In some ways, Bonow and West are advocating an approach to storytelling that seemingly makes space for women’s varied experience about abortion. Underwood tells me that she would have been “over the moon” if Shout Your Abortion had been published in the aftermath of her abortion. “It’s high vibe, relevant, and feminist,” Underwood said, “but at the same time, I think I would have felt an eerie sense of aloneness alongside of my joy, because my story isn’t quite as clear and unmitigated as Lindy and Amelias’. And that was a big part of my feeling of isolation. I could talk about my abortion, but I couldn’t talk about the confusing mixture of emotions and war inside of me.”

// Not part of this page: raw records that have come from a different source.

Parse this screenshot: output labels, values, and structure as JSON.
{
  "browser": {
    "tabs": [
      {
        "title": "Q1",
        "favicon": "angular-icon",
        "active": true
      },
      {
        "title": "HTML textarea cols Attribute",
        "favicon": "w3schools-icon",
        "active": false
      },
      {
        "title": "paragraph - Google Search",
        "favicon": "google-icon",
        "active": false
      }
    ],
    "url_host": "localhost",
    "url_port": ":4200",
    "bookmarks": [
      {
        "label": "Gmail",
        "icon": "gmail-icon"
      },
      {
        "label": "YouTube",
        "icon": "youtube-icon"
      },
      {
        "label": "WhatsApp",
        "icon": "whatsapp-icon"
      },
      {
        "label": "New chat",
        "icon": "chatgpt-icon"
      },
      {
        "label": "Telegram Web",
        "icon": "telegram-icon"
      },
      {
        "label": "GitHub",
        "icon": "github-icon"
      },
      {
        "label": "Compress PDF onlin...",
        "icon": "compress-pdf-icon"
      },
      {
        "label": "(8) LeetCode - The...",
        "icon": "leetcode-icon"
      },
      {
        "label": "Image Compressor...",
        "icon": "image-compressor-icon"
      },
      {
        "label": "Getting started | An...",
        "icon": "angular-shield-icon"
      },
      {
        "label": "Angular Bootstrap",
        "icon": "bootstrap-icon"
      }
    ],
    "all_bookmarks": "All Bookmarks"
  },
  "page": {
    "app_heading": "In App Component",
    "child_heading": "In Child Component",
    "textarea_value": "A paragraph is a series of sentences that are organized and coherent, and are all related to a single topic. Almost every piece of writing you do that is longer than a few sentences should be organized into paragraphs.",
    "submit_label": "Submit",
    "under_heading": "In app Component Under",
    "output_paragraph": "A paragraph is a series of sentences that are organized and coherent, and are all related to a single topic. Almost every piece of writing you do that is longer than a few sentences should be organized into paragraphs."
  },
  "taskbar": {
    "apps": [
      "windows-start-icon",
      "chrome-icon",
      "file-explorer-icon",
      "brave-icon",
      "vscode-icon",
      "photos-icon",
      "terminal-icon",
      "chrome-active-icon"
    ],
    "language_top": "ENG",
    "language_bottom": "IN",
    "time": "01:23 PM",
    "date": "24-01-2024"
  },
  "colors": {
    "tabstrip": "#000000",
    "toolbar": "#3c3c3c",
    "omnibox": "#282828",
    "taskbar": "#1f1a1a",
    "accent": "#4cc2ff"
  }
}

May Cause Love addresses these tensions well and is an astounding memoir, because Underwood provides a voice rarely if ever heard in abortion discussions. As Underwood’s publishing journey itself reveals, though, such voices are unwelcomed by mainstream and Christian audiences alike, who are looking for their biases to be confirmed, rather than challenged.
And, of course, some anti-abortion activists might argue that women’s stories mean little when babies’ lives are at stake. But attempts to shame women into different choices — by yelling at them in front of abortion clinics, threatening or enacting violence, even posting graphic pictures on social media — fail to offer any way forward in this discussion, because those acts dehumanize and silence women, making them into public enemies worthy of scorn, baby killers rather than people often faced with untenable life choices.
READ: Not Pro-Life or Pro-Choice, but ‘Pro-Voice’
In May Cause Love, Underwood highlights a compassion-based organization called Exhale, which labels itself as “pro-voice,” by providing space and resources for women and men with abortion experiences to simply tell their stories, to be heard, and to process what has happened without shame or judgment.
Exhale believes that when the stigma of abortion is removed, allowing people to converse with friends and family about their experiences with abortion, they will feel less isolated as they wrestle with the decisions they must face, and they will also find a caring community who will love them, no matter what. This kind of support, Exhale believes, could change the shape of public discourse about abortion altogether.
Until women are free to talk about the choices they have to make, Underwood explains, we will not resolve the critical impasse that says people fall into one of two categories: either baby killers or woman haters.
“Elevate the voices of people who have abortions,” Underwood says, a point that resounds clearly in her memoir and in the work she’s done to make space for others to tell their stories, too. But those complex, nuanced narratives won’t be told so long as media companies refuse to promote them — and so long as consumers, activists, all of us who care about this issue, refuse to hear.